As observed in 4 R.A. Anderson, Wharton's Criminal Law and Procedures § 1483, at 38 (1957):
One act may constitute an offense against both sovereignties, and in such a case both the federal and state courts have jurisdiction of the offense, unless the Federal Constitution or an act of Congress gives exclusive jurisdiction to the federal courts.
(Footnotes omitted. Italics ours.) Cf. Abbate v. United States, 359 U.S. 187, 3 L.Ed.2d 729, 79 S.Ct. 666 (1959). See W.R. LaFave A.W. Scott, Criminal Law 114 (1972). Defendant has not cited this court to any section of the applicable federal law which gives exclusive jurisdiction in the area of obtaining food stamps by fraud to the federal courts. We agree with defendant that the State of Washington does not have power to punish violations of federal law; however, under the federal food stamp program, food stamps are allotted to the states for distribution to its citizenry, the states being responsible for certification of households and issuance of food stamps. 7 U.S.C.A. § 2019. RCW 74.08.331 is a rightful exercise of this state's police power to guard against fraud in their distribution.
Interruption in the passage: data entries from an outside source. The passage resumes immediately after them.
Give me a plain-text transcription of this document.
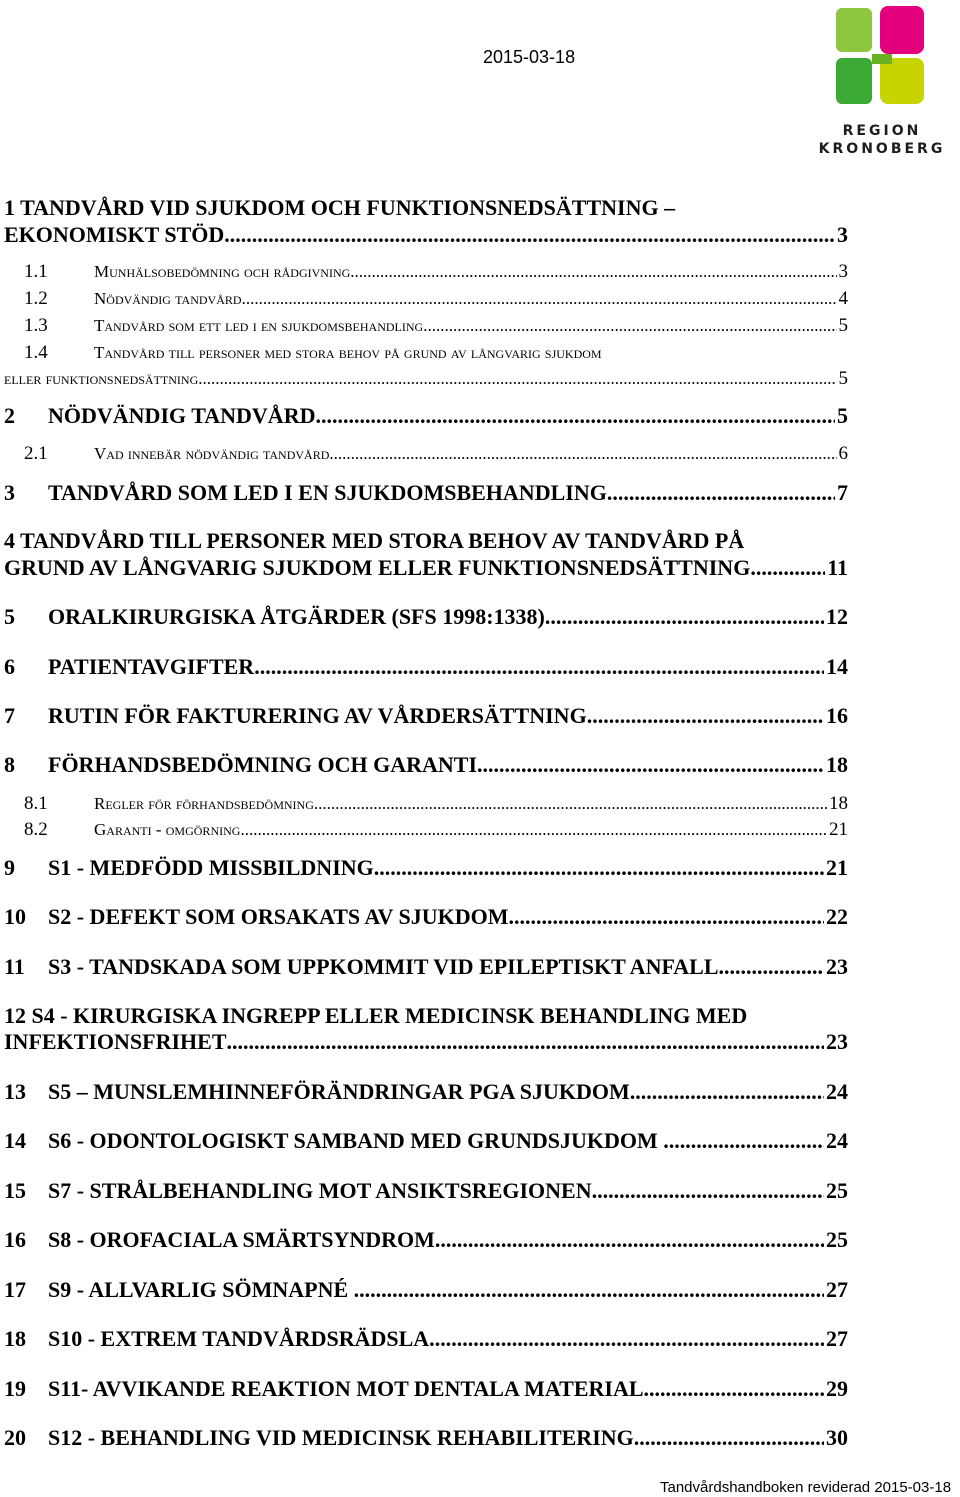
2015-03-18
REGION
KRONOBERG
1 TANDVÅRD VID SJUKDOM OCH FUNKTIONSNEDSÄTTNING –
EKONOMISKT STÖD .....	3
1.1	Munhälsobedömning och rådgivning .....	3
1.2	Nödvändig tandvård .....	4
1.3	Tandvård som ett led i en sjukdomsbehandling .....	5
1.4	Tandvård till personer med stora behov på grund av långvarig sjukdom
eller funktionsnedsättning .....	5
2	NÖDVÄNDIG TANDVÅRD .....	5
2.1	Vad innebär nödvändig tandvård .....	6
3	TANDVÅRD SOM LED I EN SJUKDOMSBEHANDLING .....	7
4 TANDVÅRD TILL PERSONER MED STORA BEHOV AV TANDVÅRD PÅ
GRUND AV LÅNGVARIG SJUKDOM ELLER FUNKTIONSNEDSÄTTNING .....	11
5	ORALKIRURGISKA ÅTGÄRDER (SFS 1998:1338) .....	12
6	PATIENTAVGIFTER .....	14
7	RUTIN FÖR FAKTURERING AV VÅRDERSÄTTNING .....	16
8	FÖRHANDSBEDÖMNING OCH GARANTI. .....	18
8.1	Regler för förhandsbedömning. .....	18
8.2	Garanti - omgörning .....	21
9	S1 - MEDFÖDD MISSBILDNING .....	21
10	S2 - DEFEKT SOM ORSAKATS AV SJUKDOM .....	22
11	S3 - TANDSKADA SOM UPPKOMMIT VID EPILEPTISKT ANFALL .....	23
12 S4 - KIRURGISKA INGREPP ELLER MEDICINSK BEHANDLING MED
INFEKTIONSFRIHET .....	23
13	S5 – MUNSLEMHINNEFÖRÄNDRINGAR PGA SJUKDOM .....	24
14	S6 - ODONTOLOGISKT SAMBAND MED GRUNDSJUKDOM . .....	24
15	S7 - STRÅLBEHANDLING MOT ANSIKTSREGIONEN. .....	25
16	S8 - OROFACIALA SMÄRTSYNDROM. .....	25
17	S9 - ALLVARLIG SÖMNAPNÉ . .....	27
18	S10 - EXTREM TANDVÅRDSRÄDSLA. .....	27
19	S11- AVVIKANDE REAKTION MOT DENTALA MATERIAL .....	29
20	S12 - BEHANDLING VID MEDICINSK REHABILITERING. .....	30
Tandvårdshandboken reviderad 2015-03-18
Defendant's actions directly affect the State of Washington and its citizens as taxpayers and, consequently, are punishable in this state. State v. Coss, 12 Wn. 673, 42 P. 127 (1895).
See note 1, supra.
[6] The instructions which defendant seeks to challenge were not excepted to at trial. Consequently, the challenges will not be considered. State v. Robinson, 4 Wn. App. 515, 518, 483 P.2d 144 (1971); State v. Stevens, 69 Wn.2d 906, 421 P.2d 360 (1966). Notwithstanding, the instructions considered as a whole accurately presented for the jury the parameters within which it was to examine the defendant's conduct. See State v. Hartley, 25 Wn.2d 211, 224, 170 P.2d 333 (1946).
Because the defendant failed to make proper objections in the trial court to the admission of certain evidence, he is precluded from challenging its admission on appeal.
Judgment affirmed.
McINTURFF, C.J., and MUNSON, J., concur.
Petition for rehearing denied June 17, 1975.
Review granted by Supreme Court September 5, 1975.